Schofield miró su reloj.
9.31.
—Vamos. Tenemos veintinueve minutos para llevar este maletín al presidente —dijo Schofield—. Propongo salir a la superficie y ver si hay alguna manera de regresar al Área 7.
* * *
Schofield y Libro II subieron.
Todo lo rápido que podían. Por el túnel de acceso vertical. Schofield con el maletín Samsonite pequeño de Botha. Libro II con el balón.
En un minuto llegaron a la parte superior de la escalera y salieron a un enorme edificio de aluminio, una especie de carbonera más grande de lo habitual.
En la parte más alejada de la carbonera empezaban unos raíles para vagones de mina que desaparecían en la tierra. Estaban flanqueados por una serie de cubetas de carga oxidadas y viejas cintas transportadoras. Todo estaba cubierto de polvo y telarañas.
Schofield y Libro corrieron a la puerta externa y la abrieron de una patada.
La brillante luz del sol los golpeó y el aire lleno de arena abofeteó sus rostros. La tormenta de arena seguía soplando con fuerza.
Las dos diminutas figuras de Schofield y Libro II salieron fuera de la carbonera…
Entonces se toparon con una enorme península plana que se extendía hasta el lago Powell. Parecían hormigas en comparación con el magnífico paisaje de Utah; la magnitud del terreno que los rodeaba era tal que incluso la enorme carbonera de aluminio de la que habían salido empequeñecía a su lado.

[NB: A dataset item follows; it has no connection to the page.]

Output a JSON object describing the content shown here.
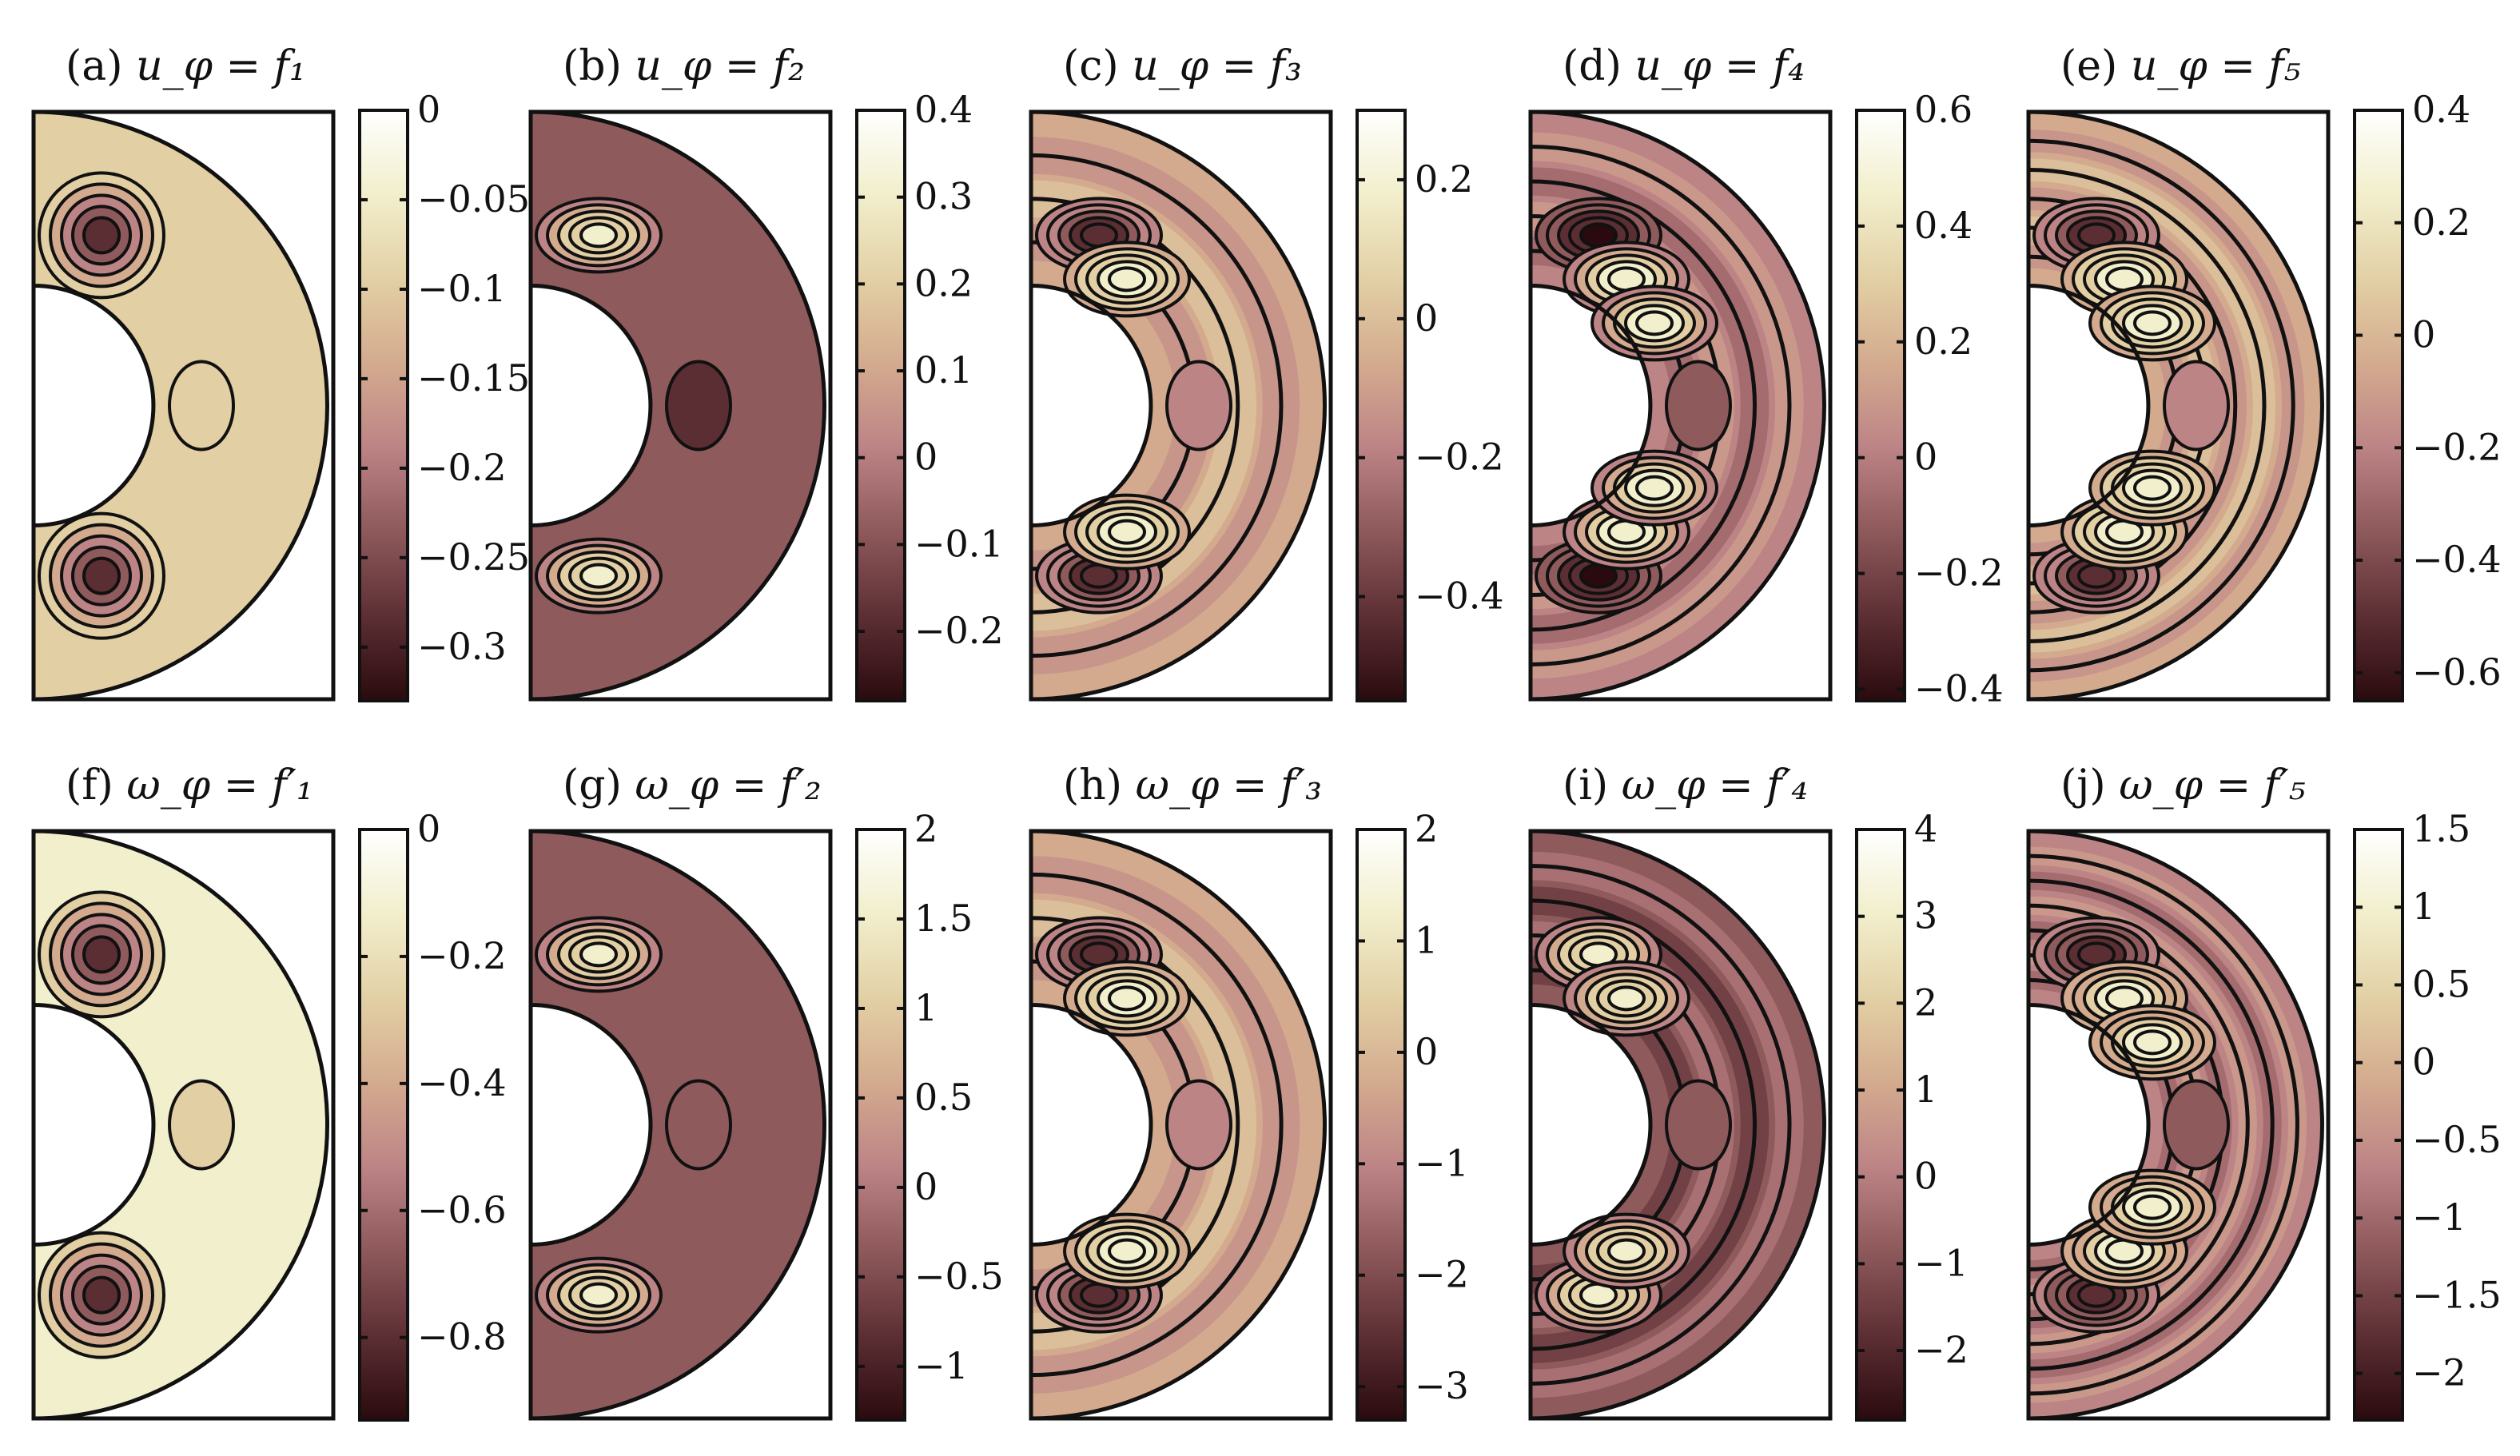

Había otra estructura en aquella península de cima plana, sin embargo. Estaba a unos cuarenta y cinco metros de la mina: una pequeña casa de labranza con un granero contiguo.
Schofield y Libro corrieron hacia allí, atravesando la tormenta de arena.
El buzón de la verja decía:
«Hoeg»
.
Schofield cruzó la verja y accedió al patio delantero.
Llegó a un lateral de la casa, se agachó bajo una ventana y escudriñó su interior justo cuando la pared junto a él estalló en pedazos por los disparos de un arma automática. Se volvió para ver a un hombre vestido con un peto vaquero disparando a la casa de labranza con un AK-47 en sus manos.